By age 14 she began playing at local pubs within Pictou County with local talents such as John Spyder MacDonald and Dave Gunning. She quickly became a favourite and began playing for fiddle matinees for “standing room only” audiences. She spiraled onto the east coast music scene with the celtic rock band MacKeel and with the release of MacKeel’s debut CD Plaid, the group was nominated for two East Coast Music Awards and in 1996 Plaid was given the title by Sam the Record Man as the highest independent selling CD in the Maritimes. Joining the management team of Jones’ and Co. in 1998, they received an A&M record deal with Turtle Music Records. MacKeel is still credited with taking Celtic music to the next level. Their performances included sharing the stage with such artists as The Barenaked Ladies, Great Big Sea, The Irish Descendents, Rawlin’s Cross, Natalie MacMaster, Leahy, Seven Nations, The Tragically Hip, Crash Test Dummies, Ashley MacIsaac, Glass Tiger, The Rankin Family, Mary Jane Lamond, Clandestine and The Barra MacNeil’s to name a few. In 2002 the band parted ways and Fleur Mainville began her solo career. She released her debut independent CD Finding Treasures; in 2006 It’s About Time and in 2008 a Christmas recording appropriately titled, Fleurries, featured some of her favourite traditional Christmas songs with some of her favourite Pictou County musicians.

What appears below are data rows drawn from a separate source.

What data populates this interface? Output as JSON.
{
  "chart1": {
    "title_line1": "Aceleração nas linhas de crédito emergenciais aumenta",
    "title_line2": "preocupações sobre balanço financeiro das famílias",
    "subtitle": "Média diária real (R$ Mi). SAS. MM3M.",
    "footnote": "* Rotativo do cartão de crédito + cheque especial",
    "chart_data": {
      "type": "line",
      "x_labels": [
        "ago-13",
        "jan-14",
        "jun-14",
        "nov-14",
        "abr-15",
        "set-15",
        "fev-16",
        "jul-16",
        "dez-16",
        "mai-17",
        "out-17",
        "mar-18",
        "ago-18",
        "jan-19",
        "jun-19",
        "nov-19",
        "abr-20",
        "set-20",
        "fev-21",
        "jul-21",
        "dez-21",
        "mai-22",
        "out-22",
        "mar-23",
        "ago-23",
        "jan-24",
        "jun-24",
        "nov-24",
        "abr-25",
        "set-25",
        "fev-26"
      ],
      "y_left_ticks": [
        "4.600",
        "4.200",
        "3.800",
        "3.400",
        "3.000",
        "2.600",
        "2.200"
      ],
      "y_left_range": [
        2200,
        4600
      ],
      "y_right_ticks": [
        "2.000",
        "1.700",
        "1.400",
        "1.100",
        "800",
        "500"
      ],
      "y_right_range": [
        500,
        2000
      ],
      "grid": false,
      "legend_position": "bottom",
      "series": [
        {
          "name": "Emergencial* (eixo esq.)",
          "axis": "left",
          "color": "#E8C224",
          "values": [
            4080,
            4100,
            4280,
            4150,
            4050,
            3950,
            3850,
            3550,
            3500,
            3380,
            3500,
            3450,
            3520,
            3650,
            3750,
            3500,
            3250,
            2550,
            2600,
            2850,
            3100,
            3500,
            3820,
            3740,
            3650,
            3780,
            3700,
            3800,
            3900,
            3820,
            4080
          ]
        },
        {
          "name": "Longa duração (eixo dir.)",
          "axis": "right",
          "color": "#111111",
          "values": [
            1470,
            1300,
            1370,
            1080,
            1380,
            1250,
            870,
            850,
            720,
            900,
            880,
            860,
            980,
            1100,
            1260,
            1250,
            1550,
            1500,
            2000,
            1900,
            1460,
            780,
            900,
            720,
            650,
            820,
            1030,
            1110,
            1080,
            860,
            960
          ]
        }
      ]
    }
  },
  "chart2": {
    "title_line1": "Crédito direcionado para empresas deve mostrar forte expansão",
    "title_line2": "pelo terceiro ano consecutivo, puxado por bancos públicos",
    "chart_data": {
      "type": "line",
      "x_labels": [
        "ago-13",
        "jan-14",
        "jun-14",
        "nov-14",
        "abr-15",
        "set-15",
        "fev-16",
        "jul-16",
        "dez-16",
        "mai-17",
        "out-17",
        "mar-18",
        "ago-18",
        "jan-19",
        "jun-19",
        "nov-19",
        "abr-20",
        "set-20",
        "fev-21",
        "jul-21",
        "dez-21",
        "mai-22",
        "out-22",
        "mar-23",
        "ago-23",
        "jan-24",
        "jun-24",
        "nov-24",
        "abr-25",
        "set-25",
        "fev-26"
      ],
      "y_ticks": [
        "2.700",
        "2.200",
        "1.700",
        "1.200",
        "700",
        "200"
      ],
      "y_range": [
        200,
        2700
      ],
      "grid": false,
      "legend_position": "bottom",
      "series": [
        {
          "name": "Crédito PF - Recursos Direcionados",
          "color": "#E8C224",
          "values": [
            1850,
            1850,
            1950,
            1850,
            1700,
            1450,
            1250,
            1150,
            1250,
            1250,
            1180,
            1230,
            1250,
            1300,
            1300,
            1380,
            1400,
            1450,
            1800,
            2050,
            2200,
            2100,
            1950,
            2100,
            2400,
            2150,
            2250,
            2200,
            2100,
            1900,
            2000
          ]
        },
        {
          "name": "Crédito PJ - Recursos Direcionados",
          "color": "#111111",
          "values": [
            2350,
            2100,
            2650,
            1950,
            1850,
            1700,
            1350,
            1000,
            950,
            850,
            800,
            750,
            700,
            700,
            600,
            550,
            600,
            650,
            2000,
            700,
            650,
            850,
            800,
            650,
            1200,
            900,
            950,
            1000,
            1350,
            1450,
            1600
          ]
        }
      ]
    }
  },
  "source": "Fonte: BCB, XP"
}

Mainville was nominated for the Rock Star Award in 2008, and 2009 & 2010, the Pictou County Ambassador Award by the Pictou County Tourist Association. She was also a featured performer in showcases and the finale performance of the 2008 Nova Scotia Music Week Gala Awards Show with George Canyon and Dave Gunning.
Mainville’s original tunes are now being used by HBO and by other fiddlers from all over. Whole On It, from the new album My Rare One will be featured on the summer 2010 release of Atlantic Standards Kitchen Party Compilation CD, distributed by Warner Music.
Mainville adds her own theme to the traditional jigs, reels and songs. With 4 CD recordings under her belt, she shows no signs of slowing down and is one of the most influential fiddlers on the east coast.